スライムたちは商品が置かれた部屋を確認しながら、掃除を繰り返している。警備が足りないだろうか。
「魔法用の人形を作るから、今日は倉庫に泊まるわ」
「倉庫の警備が心配なんでしょ」
アラクネさんには見破られている。
「その通り」
結局、その日から3日間倉庫に寝泊まりすることにした。
自分の物が盗まれても動じないが、客の物が盗まれるかもしれないと思うと、ちょっとした物音でも確認しに行ってしまう。ただ、ほとんどの時間は暇だ。暇だけどいないといけない。酒は飲めないが、何をしていてもいい。

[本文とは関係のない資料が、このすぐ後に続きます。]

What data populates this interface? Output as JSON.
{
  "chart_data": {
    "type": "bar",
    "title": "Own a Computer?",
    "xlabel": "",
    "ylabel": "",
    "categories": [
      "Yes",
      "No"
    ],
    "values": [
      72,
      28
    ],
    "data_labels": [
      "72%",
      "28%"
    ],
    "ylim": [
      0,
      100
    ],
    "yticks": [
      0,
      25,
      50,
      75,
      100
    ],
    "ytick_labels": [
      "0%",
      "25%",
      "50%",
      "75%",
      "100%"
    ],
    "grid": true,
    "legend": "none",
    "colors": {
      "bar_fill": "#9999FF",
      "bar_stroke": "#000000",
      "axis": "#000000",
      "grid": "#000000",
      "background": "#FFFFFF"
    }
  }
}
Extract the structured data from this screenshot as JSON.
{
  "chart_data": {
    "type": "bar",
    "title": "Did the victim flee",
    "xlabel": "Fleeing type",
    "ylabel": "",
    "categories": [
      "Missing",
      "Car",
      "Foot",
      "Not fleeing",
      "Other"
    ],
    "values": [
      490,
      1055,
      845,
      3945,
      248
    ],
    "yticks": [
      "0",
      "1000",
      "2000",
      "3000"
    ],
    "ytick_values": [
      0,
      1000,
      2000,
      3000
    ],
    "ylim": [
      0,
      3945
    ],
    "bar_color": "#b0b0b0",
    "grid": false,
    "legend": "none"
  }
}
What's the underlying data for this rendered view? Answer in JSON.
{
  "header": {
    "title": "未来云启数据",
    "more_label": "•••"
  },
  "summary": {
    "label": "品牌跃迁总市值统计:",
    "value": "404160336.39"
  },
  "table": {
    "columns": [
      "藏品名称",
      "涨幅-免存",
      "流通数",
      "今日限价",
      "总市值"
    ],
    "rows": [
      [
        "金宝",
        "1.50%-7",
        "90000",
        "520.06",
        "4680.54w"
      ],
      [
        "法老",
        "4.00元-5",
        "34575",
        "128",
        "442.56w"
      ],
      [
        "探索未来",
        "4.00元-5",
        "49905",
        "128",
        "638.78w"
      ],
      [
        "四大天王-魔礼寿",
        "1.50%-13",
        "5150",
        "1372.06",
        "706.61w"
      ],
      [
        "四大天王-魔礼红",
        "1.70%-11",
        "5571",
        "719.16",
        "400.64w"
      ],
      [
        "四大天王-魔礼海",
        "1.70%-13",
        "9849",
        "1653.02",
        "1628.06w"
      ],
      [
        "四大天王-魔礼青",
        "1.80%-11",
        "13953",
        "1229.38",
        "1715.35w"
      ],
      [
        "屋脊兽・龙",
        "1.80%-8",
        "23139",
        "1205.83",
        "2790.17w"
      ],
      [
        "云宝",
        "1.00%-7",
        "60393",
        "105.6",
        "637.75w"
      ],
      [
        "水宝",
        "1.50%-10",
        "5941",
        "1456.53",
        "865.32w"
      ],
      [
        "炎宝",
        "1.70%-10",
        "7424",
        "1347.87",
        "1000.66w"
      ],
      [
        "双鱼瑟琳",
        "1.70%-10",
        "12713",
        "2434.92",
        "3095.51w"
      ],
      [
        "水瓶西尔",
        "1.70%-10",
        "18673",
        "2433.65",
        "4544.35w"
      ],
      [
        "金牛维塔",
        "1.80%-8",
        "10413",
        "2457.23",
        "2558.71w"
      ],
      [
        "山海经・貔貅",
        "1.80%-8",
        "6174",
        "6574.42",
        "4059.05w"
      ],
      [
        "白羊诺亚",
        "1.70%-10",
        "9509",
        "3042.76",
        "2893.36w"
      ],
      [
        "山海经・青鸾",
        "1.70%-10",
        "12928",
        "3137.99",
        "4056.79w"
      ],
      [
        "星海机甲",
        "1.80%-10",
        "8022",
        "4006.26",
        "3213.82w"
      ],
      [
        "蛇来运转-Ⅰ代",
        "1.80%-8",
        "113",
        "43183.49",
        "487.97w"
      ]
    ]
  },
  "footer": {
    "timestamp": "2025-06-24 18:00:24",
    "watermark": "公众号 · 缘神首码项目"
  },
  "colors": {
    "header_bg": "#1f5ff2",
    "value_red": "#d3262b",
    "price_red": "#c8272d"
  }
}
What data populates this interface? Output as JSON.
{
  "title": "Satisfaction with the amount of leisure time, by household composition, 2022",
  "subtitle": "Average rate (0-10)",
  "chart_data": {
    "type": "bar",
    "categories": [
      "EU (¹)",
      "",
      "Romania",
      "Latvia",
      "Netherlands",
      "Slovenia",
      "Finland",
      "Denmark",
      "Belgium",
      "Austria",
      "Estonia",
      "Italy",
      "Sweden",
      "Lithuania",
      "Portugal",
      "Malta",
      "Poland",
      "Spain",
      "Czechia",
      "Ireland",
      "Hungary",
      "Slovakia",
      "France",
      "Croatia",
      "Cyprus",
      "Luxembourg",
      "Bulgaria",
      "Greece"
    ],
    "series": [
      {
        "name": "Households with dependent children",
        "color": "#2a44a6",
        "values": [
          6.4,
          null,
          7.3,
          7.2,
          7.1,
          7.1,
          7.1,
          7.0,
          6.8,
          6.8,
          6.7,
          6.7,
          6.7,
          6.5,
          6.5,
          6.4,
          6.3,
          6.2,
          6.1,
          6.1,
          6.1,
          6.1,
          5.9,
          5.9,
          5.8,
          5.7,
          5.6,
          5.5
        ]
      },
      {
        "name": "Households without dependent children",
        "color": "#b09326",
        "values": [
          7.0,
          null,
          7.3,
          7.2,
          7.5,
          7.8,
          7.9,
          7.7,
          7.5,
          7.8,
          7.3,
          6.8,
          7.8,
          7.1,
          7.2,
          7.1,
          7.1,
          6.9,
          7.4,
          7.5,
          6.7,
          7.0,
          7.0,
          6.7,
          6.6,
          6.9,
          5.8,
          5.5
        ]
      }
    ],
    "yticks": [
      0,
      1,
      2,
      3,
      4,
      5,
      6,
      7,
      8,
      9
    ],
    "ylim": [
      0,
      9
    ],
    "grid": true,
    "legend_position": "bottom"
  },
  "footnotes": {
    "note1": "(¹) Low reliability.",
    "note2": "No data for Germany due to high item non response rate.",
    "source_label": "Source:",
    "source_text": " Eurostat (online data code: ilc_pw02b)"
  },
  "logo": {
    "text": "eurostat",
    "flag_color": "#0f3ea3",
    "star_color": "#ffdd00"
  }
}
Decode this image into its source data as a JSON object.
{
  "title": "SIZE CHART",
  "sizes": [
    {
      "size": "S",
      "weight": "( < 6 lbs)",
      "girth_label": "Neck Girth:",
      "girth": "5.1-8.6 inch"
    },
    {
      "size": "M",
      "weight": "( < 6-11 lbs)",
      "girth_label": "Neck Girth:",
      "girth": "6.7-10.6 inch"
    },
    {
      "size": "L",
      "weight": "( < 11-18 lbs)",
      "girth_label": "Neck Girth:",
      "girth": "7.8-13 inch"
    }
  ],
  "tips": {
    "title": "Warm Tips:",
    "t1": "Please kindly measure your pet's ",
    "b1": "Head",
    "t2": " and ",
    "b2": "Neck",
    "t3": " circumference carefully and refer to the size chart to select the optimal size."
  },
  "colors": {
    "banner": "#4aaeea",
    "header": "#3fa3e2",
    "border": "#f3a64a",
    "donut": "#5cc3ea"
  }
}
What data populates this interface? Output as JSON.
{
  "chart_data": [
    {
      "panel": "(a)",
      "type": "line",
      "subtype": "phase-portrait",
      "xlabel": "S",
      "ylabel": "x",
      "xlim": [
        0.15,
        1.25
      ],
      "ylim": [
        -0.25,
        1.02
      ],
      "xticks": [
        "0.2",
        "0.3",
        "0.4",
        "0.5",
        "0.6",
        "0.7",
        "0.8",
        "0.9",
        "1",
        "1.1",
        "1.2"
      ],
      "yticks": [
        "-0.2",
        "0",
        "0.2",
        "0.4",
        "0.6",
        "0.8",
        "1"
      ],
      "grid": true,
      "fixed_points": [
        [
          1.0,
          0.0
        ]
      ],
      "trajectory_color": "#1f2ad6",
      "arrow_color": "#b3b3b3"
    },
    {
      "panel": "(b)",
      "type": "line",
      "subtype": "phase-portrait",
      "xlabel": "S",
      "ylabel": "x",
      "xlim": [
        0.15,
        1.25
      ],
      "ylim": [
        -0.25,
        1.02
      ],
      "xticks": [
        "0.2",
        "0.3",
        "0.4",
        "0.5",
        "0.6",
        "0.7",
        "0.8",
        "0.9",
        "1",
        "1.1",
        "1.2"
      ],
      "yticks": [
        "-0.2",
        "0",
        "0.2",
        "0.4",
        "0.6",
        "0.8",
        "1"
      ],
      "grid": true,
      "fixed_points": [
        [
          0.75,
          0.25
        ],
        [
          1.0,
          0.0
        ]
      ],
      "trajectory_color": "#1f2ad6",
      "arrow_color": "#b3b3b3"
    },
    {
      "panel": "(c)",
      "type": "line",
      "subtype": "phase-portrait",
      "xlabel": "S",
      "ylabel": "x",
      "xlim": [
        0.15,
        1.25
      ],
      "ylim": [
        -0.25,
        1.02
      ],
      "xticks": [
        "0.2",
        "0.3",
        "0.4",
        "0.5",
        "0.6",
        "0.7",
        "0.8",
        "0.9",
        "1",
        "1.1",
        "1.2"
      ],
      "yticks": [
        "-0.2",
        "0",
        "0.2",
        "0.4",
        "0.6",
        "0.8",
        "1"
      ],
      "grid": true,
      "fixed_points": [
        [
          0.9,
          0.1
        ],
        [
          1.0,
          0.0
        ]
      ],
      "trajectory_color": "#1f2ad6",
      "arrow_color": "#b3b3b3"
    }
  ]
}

俺は丸太を削り人形を作りながら、珍味や薬草をスライムに与えて実験を繰り返していた。アラクネさんも糸を持ち込んで撚って紐にしている。時々やってくる元冒険者の夫婦やセイキさんたち戦い方の考察をしていた。
珍客が現れたのは2日目の夕方だった。
「よう! コタロー!」
「ロサリオ!」
サテュロスの学友は元気なのにどこか寂しそうな表情でやってきた。しかも大きな荷物を担いでいる。
「どうした急に。その荷物はなんだ?」
「これは別に何でもない。山賊から取り上げた武器だ。金になるかもしれないと思って集めて来ただけさ。倉庫だから置かせてくれるか」
「もちろん、構わないよ。どうした山賊なんて倒しながら冒険者にでもなるつもりか?」
「それもいいかもな……」
ロサリオは道に迷っているらしい。商売はいい時もあれば悪い時もある。人生も同じだ。旅の仲間とはいえ、明るいロサリオが落ち込む姿はほとんど見ることはなかった。
「ちょっとコタローの仕事を手伝っていいか?」
「そりゃありがたい。レベル50以上の者じゃないと『奈落の遺跡』に入れないからな」
すでにアラクネさんも元冒険者夫婦も入っているが、あれは解体の手伝いだ。
「奥にベッドもある。今はちょっと発酵食品があるから臭うかもしれないけどな。町にも宿があるし、どこでもロサリオの寝床はあるぞ」
「わかりやすくていいな」
「中央は複雑だったか?」
「ああ。ちょっと俺には肩の荷が重かったよ」
荷物を置いて、ロサリオをアラクネさんに紹介。酒と珍味で少しだけ飲むことにした。
「黄金沼の珍味か」
「そう。黄金沼で山賊を引き渡したら、もらえなかったか?」
「報酬とは別に珍味はいるか聞かれた。荷物が大きいから貰わなかったけど、これかぁ」
ロサリオは俺たちが置いていった依頼を片付けてくれたらしい。
「美味いな。味が濃いから酒の肴にはぴったりだ」
「だろう」
「暗くて落ち着くなぁ、ここは」
「魔石のランプが少ないんだ。でも、ここで元冒険者たちと武術談義みたいなこともしているぞ」
「そうか。いいなぁ。中央じゃ学校行ったら追いかけられるし、高名輪地区に行かないって言ったら大事になるし、大変だったよ」
「実家の楽器屋は?」
「注文が10年先まで埋まった。継ぎたいって言えるほどまだ技術は足りないし。結局、自分用に作ってしまうから、他の者が扱えない楽器になるんだよ。お袋には、いい場所に住んで結婚しろって言われるけど、なぁ?」
「相手がいらっしゃらないんですか? コタローと同じで愛情を求めてるとか?」
アラクネさんはそう言いながら、酒を水で薄めてくれた。
「コタローもそうなのか?」
「俺の場合は愛情というか、レベルと持っている資産は結婚する理由にならなくて、お互い誠実に向き合えるかどうかの方が重要だろうと思ってるだけだ」
「そうなんだよな。いろんな魔物があの手この手を使ってきて疲れたよ。奴隷として買ってくださいって言う吸血鬼とか夜中寝床に忍び込もうとするゴブリンとかさ。高名輪の警備が厚いところを勧められたけど、別に商売もしてないだろう? 家賃だけで破産しちまうと思って逃げてきた」
「学校は?」
「休学届を出しておいた。教師もレベル50以上の奴らの扱いに困ってたからな」
「じゃあ、リオもか?」
「リオはもう衛兵の訓練に参加していてさ。先輩たちを強くするって言ってたな。最速で衛兵隊長になるんじゃないか。でも、ここに来る前にちょっと話したけど悩んでいたな」
「なんでだ?」
「中央の兵士は正攻法しか知らないし、横道があることをなかなか認めてくれないらしい」
俺たちは旅でほとんど横道しかやってこなかった。
「どういうことです?」
「兵士って修行がしたいんだよね。鍛錬はスキルが出来たら終わりなんだけど、修行に終わりはないからさ。リオは不利な条件を飲まされてるんじゃないかな」
「じゃあ、そのうちリオも辺境に来るかもな」
「ああ。あいつも高名輪地区の誘いは蹴っていたから」
ロサリオは笑いながら酒を飲んでいた。
「やっぱりいいな。大声で喋っても誰も来ないし、暴れたくなったら『奈落の遺跡』に行けばいいんだろ?」
「そうだ。今、遺跡で見つけた呪具を浄化呪具に変えようとしているんだ。『もの探し』で由来見つけてさ」
「面白いことやってるなぁ。レベル上げツアーはどうするんだ?」
「やりたいけど、『奈落の遺跡』探索と呪具浄化の合間に、秋冬の魔物発生を調べないといけないんだけど、その前に本業の倉庫業が忙しくなってきてるんだ。辺境に夜間だけの闘技場ができるからさ」
「コタローはおかしなことばかり考えているからやりたいことが多すぎるんだよ。少しこっちに回せ」
「わかった。頼むよ」
「ああ、よかった」
アラクネさんも安心していた。
「中央から帰ってきて、コタローはずっと動き続けてたんですよ。そのまま死ぬんじゃないかと思いましたよ」
「コタロー、いい魔物を見つけたな。健康を気遣ってくれる魔物はいい魔物だぞ」
二人とも笑っていた。俺も少しだけ肩の荷が下りた気分だった。